Nous ne cesserons pas (recréation)

Bruno Bouché (chorégraphie), Franz Liszt (musique)
Ballet de l’Opéra national du Rhin
Tanguy de Williencourt (piano)
Xavier Ronze (costumes), Tom Klefstad (lumières)


Les Noces (création)
Hélène Blackburn (chorégraphie et scénographie), Igor Stravinsky (musique)
Ballet de l’Opéra national du Rhin
Alysia Hanshaw (soprano), Bernadette Johns (mezzo-soprano), Sangbae Choï (ténor), Pierre Gennaï (basse), Marija Aupy, Frédéric Calendreau, Maxime Georges, Tokiko Hosoya (pianos), Chœur et Opéra Studio de l’Opéra national du Rhin, Percussions de Strasbourg, Hendrik Haas (direction musicale)
Xavier Ronze (costumes), Tom Klefstad (lumières)


Nous ne cesserons pas (© Agathe Poupeney)


Voir un pianiste affronter en direct la Sonate de Liszt, l’un des massifs notoirement escarpés du répertoire, est un spectacle en soi. Le ballet des mains, tantôt frénétique, tantôt lent, à la recherche de sonorités au plus profond du clavier, vaut déjà son pesant de sensations visuelles, et particulièrement ce soir, avec le piano posé en biais sur scène, proche de la rampe, et un éclairage directement braqué sur les avant‑bras nus de Tanguy de Williencourt. Un interprète habillé de noir, les bras de chemise retroussés jusqu’aux coudes, et dont la gestuelle sobre, qui se dispense de tout effet superflu, fascine constamment. Cette apparente décontraction du costume a peut‑être été obtenue grâce à un travail de couture particulier, car essayez donc de jouer du piano avec les manches d’une vraie chemise repliées en bourrelet au niveau des coudes : c’est tout sauf commode ! Quoi qu’il en soit, l’effet visuel obtenu est très beau.
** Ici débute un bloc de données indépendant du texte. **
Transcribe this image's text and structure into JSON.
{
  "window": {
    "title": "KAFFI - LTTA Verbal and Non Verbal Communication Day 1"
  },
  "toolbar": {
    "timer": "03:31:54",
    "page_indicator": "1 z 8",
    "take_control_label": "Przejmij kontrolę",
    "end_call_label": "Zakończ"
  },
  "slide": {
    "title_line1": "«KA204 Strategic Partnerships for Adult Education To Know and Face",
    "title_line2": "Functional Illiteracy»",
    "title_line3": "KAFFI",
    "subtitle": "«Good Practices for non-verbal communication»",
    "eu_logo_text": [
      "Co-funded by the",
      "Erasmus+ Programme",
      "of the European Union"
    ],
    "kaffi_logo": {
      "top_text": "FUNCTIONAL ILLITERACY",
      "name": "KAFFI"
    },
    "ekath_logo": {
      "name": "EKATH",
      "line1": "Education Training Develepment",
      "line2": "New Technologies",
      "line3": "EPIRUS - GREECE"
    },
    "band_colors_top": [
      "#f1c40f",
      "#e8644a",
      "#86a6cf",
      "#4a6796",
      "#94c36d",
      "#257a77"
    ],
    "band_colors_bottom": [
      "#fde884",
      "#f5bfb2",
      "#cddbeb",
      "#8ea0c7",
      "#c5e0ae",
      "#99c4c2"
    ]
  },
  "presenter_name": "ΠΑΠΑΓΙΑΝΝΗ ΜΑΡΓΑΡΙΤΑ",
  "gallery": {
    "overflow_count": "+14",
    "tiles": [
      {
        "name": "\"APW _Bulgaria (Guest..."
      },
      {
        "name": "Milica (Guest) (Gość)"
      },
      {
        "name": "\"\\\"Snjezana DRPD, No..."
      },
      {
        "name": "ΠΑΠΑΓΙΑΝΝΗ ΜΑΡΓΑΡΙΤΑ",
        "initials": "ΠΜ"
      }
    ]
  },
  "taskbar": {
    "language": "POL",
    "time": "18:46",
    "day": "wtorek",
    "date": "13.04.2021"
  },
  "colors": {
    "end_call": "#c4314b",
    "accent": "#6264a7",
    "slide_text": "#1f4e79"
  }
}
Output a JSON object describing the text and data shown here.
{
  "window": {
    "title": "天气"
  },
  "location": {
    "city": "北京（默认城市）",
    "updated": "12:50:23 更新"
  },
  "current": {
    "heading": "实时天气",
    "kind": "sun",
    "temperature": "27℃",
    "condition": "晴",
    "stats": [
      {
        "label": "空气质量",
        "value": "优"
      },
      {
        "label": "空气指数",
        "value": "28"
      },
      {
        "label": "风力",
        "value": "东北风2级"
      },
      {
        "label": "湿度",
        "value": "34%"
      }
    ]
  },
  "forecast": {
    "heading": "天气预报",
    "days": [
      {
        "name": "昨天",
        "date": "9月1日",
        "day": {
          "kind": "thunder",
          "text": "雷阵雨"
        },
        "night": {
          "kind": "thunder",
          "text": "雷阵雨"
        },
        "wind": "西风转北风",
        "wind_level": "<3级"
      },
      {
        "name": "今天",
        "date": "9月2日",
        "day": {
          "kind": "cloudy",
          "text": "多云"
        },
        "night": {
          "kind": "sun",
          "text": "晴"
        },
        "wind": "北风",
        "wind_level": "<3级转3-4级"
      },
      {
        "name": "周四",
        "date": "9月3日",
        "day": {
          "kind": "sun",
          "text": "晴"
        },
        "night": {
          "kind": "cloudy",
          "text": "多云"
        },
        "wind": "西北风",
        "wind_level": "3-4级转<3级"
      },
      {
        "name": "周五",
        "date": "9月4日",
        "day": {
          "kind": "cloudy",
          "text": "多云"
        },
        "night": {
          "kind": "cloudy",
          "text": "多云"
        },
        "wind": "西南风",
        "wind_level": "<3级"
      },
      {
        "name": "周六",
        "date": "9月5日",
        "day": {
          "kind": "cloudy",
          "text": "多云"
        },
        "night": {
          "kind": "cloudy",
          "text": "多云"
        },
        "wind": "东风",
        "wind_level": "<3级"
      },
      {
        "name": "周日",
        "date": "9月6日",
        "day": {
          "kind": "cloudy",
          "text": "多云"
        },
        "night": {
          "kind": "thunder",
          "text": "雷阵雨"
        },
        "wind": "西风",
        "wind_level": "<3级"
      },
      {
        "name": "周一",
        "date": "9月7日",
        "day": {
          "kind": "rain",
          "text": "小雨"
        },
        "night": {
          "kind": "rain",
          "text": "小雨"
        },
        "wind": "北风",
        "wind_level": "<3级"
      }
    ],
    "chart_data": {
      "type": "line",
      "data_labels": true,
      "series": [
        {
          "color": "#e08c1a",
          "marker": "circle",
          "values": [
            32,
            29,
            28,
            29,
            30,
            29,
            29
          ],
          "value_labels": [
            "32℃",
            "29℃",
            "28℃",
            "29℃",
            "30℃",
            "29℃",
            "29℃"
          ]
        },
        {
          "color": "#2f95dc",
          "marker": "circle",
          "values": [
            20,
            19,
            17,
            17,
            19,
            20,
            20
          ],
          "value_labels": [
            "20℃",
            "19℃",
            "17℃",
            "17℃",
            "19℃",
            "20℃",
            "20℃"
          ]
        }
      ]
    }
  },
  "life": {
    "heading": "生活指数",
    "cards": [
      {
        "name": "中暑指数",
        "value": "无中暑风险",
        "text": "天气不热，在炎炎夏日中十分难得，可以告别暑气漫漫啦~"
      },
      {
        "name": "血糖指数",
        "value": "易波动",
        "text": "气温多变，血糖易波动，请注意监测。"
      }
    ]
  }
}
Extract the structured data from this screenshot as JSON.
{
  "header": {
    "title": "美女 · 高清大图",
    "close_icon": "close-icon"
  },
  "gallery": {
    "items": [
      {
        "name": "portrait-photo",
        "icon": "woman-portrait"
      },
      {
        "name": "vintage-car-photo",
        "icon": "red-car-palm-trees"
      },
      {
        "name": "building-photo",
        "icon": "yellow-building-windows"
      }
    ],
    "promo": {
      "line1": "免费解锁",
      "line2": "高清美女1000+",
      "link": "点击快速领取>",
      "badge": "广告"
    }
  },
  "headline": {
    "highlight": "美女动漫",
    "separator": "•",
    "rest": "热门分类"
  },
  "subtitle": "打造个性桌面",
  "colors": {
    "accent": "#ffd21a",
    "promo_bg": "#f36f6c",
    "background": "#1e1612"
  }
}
Plateau entièrement vide, avec à droite une gracile échelle double qui se prolonge jusqu’aux cintres, et sur laquelle, bien entendu, personne ne monte. Dans la chorégraphie de Bruno Bouché, il est manifestement question d’une aspiration constante à prendre de la hauteur, en vue d’atteindre un idéal inaccessible. Ce ballet, issu d’un projet antérieur de 2011, s’intitule d’ailleurs Nous ne cesserons pas. Donc ici six danseurs et une danseuse, tous formatés par le même costume dégradé, du sombre (en bas) vers le clair (en haut), s’affairent en quête de quelque chose qu’ils ne vont sans doute pas trouver, d’abord groupés derrière le piano, puis, après s’être faufilés sous l’instrument, dispersés en petites groupes et alignements variables. Parfois on s’approche beaucoup de cette échelle, allusion claire à l’échelle biblique des anges du rêve de Jacob, puis on s’en éloigne à nouveau, avant, finalement, de repasser sous le piano dans l’autre sens. Le langage chorégraphique exploite un nombre limité d’idées, effets répétitifs de groupes en tension où on se tient par les mains, de montées en pyramide, de bascule successive des danseurs comme des dominos qui s’effondrent. Mais moins que ce ressassement, ce qui finit surtout par gêner, c’est la prévisibilité des effets chorégraphiques en fonction de la récurrence des gestes pianistiques, le même type d’écriture au piano appelant invariablement le même type d’association visuelle : bras fluides sur les traits perlés, solo féminin évidemment sur le passage mélodique le plus romantique, fugue où tout aussi prévisiblement les danseurs courent subitement dans tous les sens. Somme toute, un croisement difficile de la danse avec un propos implicite d’analyse musicale qui reste assez primaire. Souvent la tentation devient forte d’essayer de s’abstraire de l’agitation du plateau, pour en revenir à la contemplation des mains du pianiste, en définitive tellement plus en prise directe avec cet idéal mystique qu’ici la danse paraît chercher en vain.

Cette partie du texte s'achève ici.